NCT number NCT03820024
Other study ID # LCCC 1614
Secondary ID
Status Completed
Phase N/A
First received
Last updated
Start date September 28, 2018
Est. completion date December 23, 2020

Study information

Verified date July 2021
Source UNC Lineberger Comprehensive Cancer Center
Contact n/a
Is FDA regulated No
Health authority
Study type Interventional

Clinical Trial Summary

Overweight and obese endometrial cancer (EC) survivors at the University of North Carolina (UNC) at Chapel Hill will be approached for tailored feedback fitness intervention. The investigators plan to enroll 36 women (18 in each arm) to evaluate if receipt of weekly tailored feedback messages can improve physical activity in EC survivors.

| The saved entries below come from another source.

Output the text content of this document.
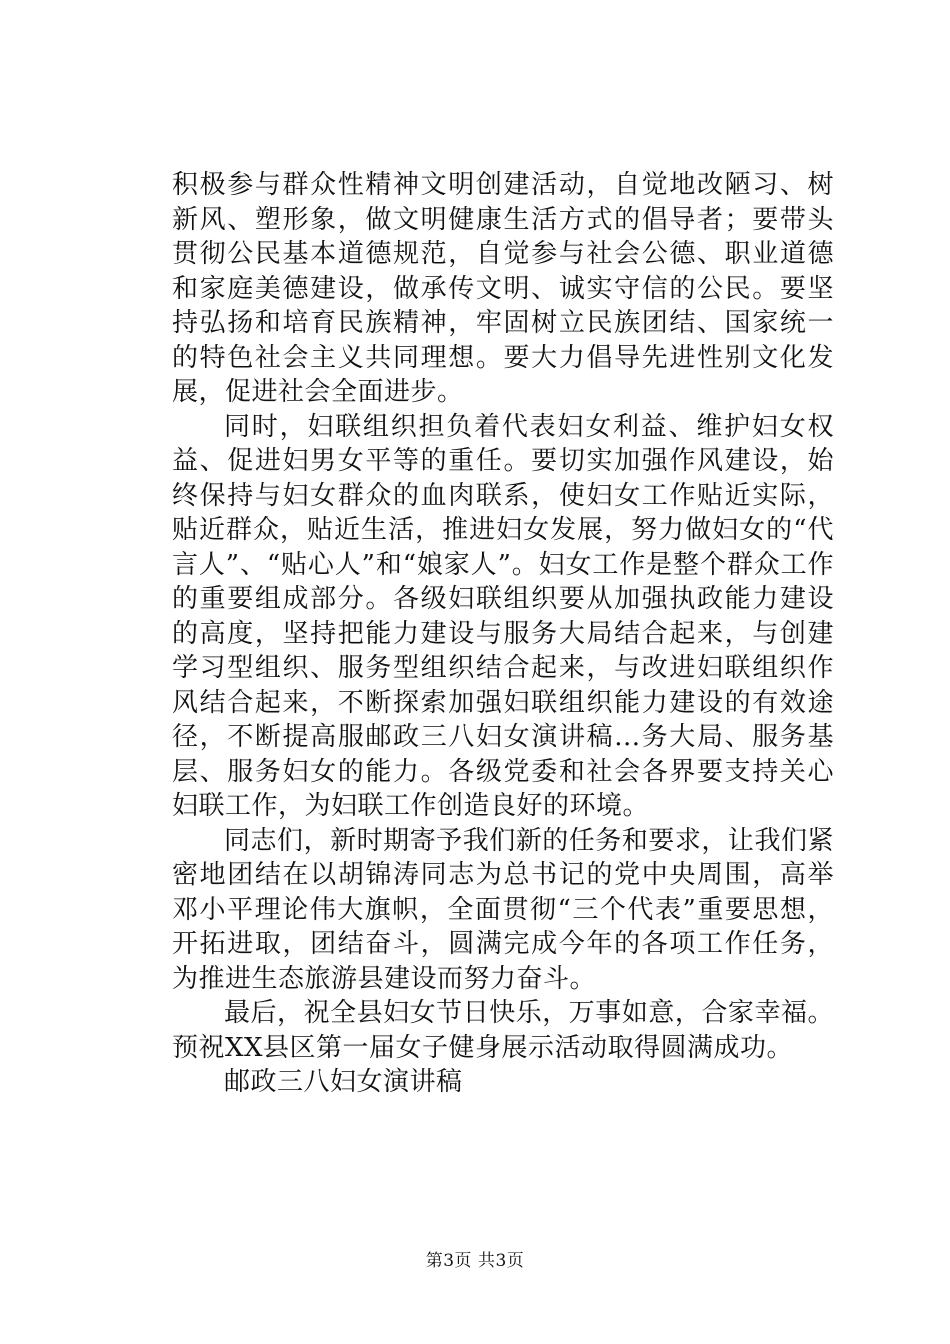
积极参与群众性精神文明创建活动，自觉地改陋习、树新风、塑形象，做文明健康生活方式的倡导者；要带头贯彻公民基本道德规范，自觉参与社会公德、职业道德和家庭美德建设，做承传文明、诚实守信的公民。要坚持弘扬和培育民族精神，牢固树立民族团结、国家统一的特色社会主义共同理想。要大力倡导先进性别文化发展，促进社会全面进步。

同时，妇联组织担负着代表妇女利益、维护妇女权益、促进妇男女平等的重任。要切实加强作风建设，始终保持与妇女群众的血肉联系，使妇女工作贴近实际，贴近群众，贴近生活，推进妇女发展，努力做妇女的“代言人”、“贴心人”和“娘家人”。妇女工作是整个群众工作的重要组成部分。各级妇联组织要从加强执政能力建设的高度，坚持把能力建设与服务大局结合起来，与创建学习型组织、服务型组织结合起来，与改进妇联组织作风结合起来，不断探索加强妇联组织能力建设的有效途径，不断提高服邮政三八妇女演讲稿...务大局、服务基层、服务妇女的能力。各级党委和社会各界要支持关心妇联工作，为妇联工作创造良好的环境。

同志们，新时期寄予我们新的任务和要求，让我们紧密地团结在以胡锦涛同志为总书记的党中央周围，高举邓小平理论伟大旗帜，全面贯彻“三个代表”重要思想，开拓进取，团结奋斗，圆满完成今年的各项工作任务，为推进生态旅游县建设而努力奋斗。

最后，祝全县妇女节日快乐，万事如意，合家幸福。预祝XX县区第一届女子健身展示活动取得圆满成功。

邮政三八妇女演讲稿

第3页 共3页
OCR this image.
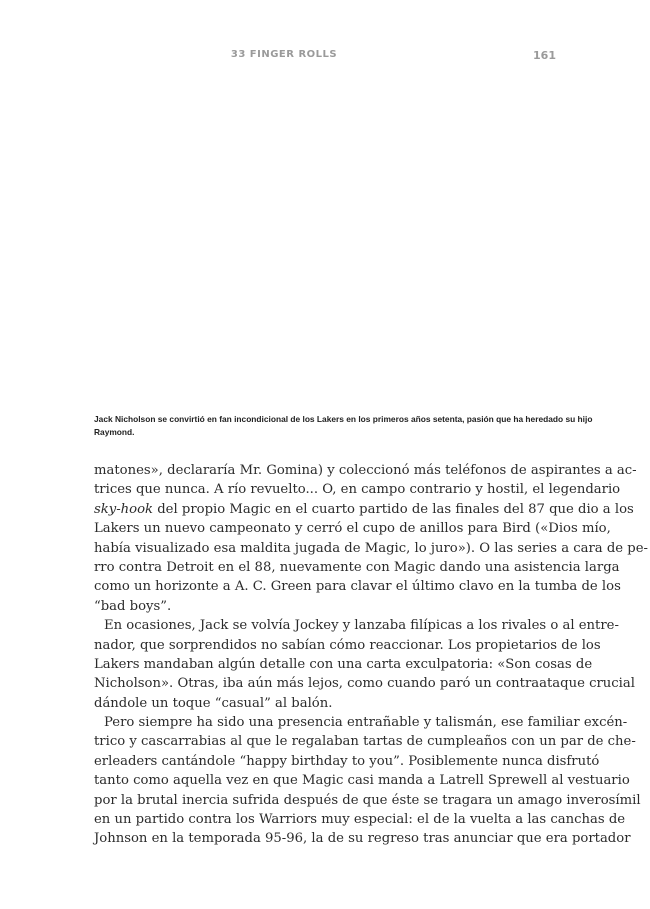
33 FINGER ROLLS	161
Jack Nicholson se convirtió en fan incondicional de los Lakers en los primeros años setenta, pasión que ha heredado su hijo
Raymond.
matones», declararía Mr. Gomina) y coleccionó más teléfonos de aspirantes a ac-
trices que nunca. A río revuelto... O, en campo contrario y hostil, el legendario
sky-hook del propio Magic en el cuarto partido de las finales del 87 que dio a los
Lakers un nuevo campeonato y cerró el cupo de anillos para Bird («Dios mío,
había visualizado esa maldita jugada de Magic, lo juro»). O las series a cara de pe-
rro contra Detroit en el 88, nuevamente con Magic dando una asistencia larga
como un horizonte a A. C. Green para clavar el último clavo en la tumba de los
“bad boys”.
En ocasiones, Jack se volvía Jockey y lanzaba filípicas a los rivales o al entre-
nador, que sorprendidos no sabían cómo reaccionar. Los propietarios de los
Lakers mandaban algún detalle con una carta exculpatoria: «Son cosas de
Nicholson». Otras, iba aún más lejos, como cuando paró un contraataque crucial
dándole un toque “casual” al balón.
Pero siempre ha sido una presencia entrañable y talismán, ese familiar excén-
trico y cascarrabias al que le regalaban tartas de cumpleaños con un par de che-
erleaders cantándole “happy birthday to you”. Posiblemente nunca disfrutó
tanto como aquella vez en que Magic casi manda a Latrell Sprewell al vestuario
por la brutal inercia sufrida después de que éste se tragara un amago inverosímil
en un partido contra los Warriors muy especial: el de la vuelta a las canchas de
Johnson en la temporada 95-96, la de su regreso tras anunciar que era portador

It is hypothesized that women receiving the feedback message intervention will increase step counts from baseline more than 2,000 steps compared to women in the non-intervention arm.


Description:

Objectives: - To assess if a tailored feedback fitness intervention can increase physical activity in EC survivors from baseline to 12 weeks post-baseline - To determine the acceptability of the fitness intervention in EC survivors through a completion survey. - To assess if a tailored feedback message fitness intervention can (1) decrease BMI, (2) reduce waitst to hip (W.H) ratios, (3) improve quality of life (QOL) and (4) improve serum metabolic markers (insulin, glucose and low density lipoprotein (LDL) in EC survivors.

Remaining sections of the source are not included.